EPA’s scheme faced immediate legal challenges, leading to a 2016 Supreme Court order that prevented the Clean Power Plan from taking effect. Despite EPA’s recently stated intention to abandon the Clean Power Plan in favor of new rulemaking, the Court held that a coalition of states led by West Virginia had standing to challenge the Clean Power Plan nevertheless. The Court noted that a recent decision from the U.S. Court of Appeals for the D.C. Circuit vacating the Trump Administration’s replacement “Affordable Clean Energy” rule had revived the Clean Power Plan’s more stringent regulatory requirements, posing a risk of increased compliance costs for the petitioner states.

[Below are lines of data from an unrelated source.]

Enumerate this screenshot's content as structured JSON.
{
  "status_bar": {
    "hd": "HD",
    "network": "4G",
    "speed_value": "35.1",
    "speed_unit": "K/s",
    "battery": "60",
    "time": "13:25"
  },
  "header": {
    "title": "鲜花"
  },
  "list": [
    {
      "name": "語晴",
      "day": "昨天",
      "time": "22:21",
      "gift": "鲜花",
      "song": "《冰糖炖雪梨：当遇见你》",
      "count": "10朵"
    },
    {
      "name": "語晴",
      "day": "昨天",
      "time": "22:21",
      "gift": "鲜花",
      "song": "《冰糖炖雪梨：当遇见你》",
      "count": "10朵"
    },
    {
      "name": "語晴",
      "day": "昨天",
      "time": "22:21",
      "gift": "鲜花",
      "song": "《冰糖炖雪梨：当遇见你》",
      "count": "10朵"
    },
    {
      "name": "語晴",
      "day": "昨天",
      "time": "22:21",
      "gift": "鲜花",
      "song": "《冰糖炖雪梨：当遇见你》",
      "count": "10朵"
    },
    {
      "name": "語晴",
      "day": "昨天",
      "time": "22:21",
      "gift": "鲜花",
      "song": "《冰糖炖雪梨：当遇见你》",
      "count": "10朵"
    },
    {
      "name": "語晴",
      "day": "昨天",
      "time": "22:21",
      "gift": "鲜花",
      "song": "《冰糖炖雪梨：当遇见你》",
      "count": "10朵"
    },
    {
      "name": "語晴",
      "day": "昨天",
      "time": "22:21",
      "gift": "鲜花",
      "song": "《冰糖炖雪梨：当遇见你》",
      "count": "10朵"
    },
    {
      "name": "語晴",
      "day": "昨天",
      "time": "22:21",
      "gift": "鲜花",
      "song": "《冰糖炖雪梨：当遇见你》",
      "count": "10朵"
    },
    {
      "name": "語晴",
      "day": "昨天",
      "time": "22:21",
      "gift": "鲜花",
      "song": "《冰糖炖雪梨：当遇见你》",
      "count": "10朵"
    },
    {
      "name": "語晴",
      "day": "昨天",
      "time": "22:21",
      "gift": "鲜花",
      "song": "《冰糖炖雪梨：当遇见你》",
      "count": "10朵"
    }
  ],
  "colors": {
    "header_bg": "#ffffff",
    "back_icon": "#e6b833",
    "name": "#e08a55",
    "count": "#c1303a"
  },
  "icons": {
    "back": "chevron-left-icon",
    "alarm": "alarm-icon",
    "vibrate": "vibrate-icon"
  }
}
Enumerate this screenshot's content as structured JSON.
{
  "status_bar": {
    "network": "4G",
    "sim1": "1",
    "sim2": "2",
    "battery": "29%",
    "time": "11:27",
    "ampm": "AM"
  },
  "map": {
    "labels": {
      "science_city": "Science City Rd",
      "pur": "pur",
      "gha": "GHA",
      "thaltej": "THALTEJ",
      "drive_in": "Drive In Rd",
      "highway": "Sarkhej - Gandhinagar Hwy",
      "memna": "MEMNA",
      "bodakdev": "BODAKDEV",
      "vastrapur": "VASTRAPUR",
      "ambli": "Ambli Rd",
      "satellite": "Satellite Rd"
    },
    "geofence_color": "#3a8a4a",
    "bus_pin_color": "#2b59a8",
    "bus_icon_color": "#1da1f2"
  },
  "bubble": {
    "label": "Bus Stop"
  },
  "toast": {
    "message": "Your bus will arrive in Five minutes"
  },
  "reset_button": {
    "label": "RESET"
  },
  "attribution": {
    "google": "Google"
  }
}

In striking down the Clean Power Plan’s generation shifting scheme, the Court applied the controversial “major questions” doctrine, which requires federal agency actions viewed by the Court as significant expansions of agency power to be supported by “clear congressional authorization.” Past applications of this principle have led to the Court’s holding in FDA v. Brown & Williamson Tobacco Corp. that the FDA did not possess authority to regulate tobacco products, and Utility Air Regulatory Group v. EPA’s conclusion that the Clean Air Act did not require EPA to institute permitting requirements for stationary sources of greenhouse gases. More recently, the Court followed the major questions doctrine in Alabama Assn. of Realtors v. Department of Health and Human Services to conclude that the Centers for Disease Control and Prevention did not have the power to extend Congress’ nationwide eviction moratorium in response to the COVID-19 pandemic.
Applying the major questions doctrine to the Clean Power Plan’s BSER, the Court found that the Clean Air Act contained no clear statutory authorization for EPA to cap greenhouse gas emissions at a level that would force a nationwide transition away from coal sources toward cleaner generators. Although EPA’s scheme might be a “sensible solution to the crisis of the day,” Chief Justice Roberts wrote that it was “not plausible that Congress gave EPA the authority to adopt on its own such a regulatory scheme.”
The Court’s opinion has widespread implications for federal agency rulemaking, suggesting that future efforts to implement novel regulatory schemes will fail without clear authorization for such action by Congress. The opinion also sets the ground for further challenges to preexisting regulations on the grounds that such regulations exceeded their agency’s Congressional authority. Justice Kagan’s dissenting opinion, joined by Justice Sotomayor and newly-retired Justice Breyer, called the majority’s ruling a “troubling” intervention, writing that the “Court appoints itself—instead of Congress or the expert agency—the decision-maker on climate policy. I cannot think of many things more frightening.”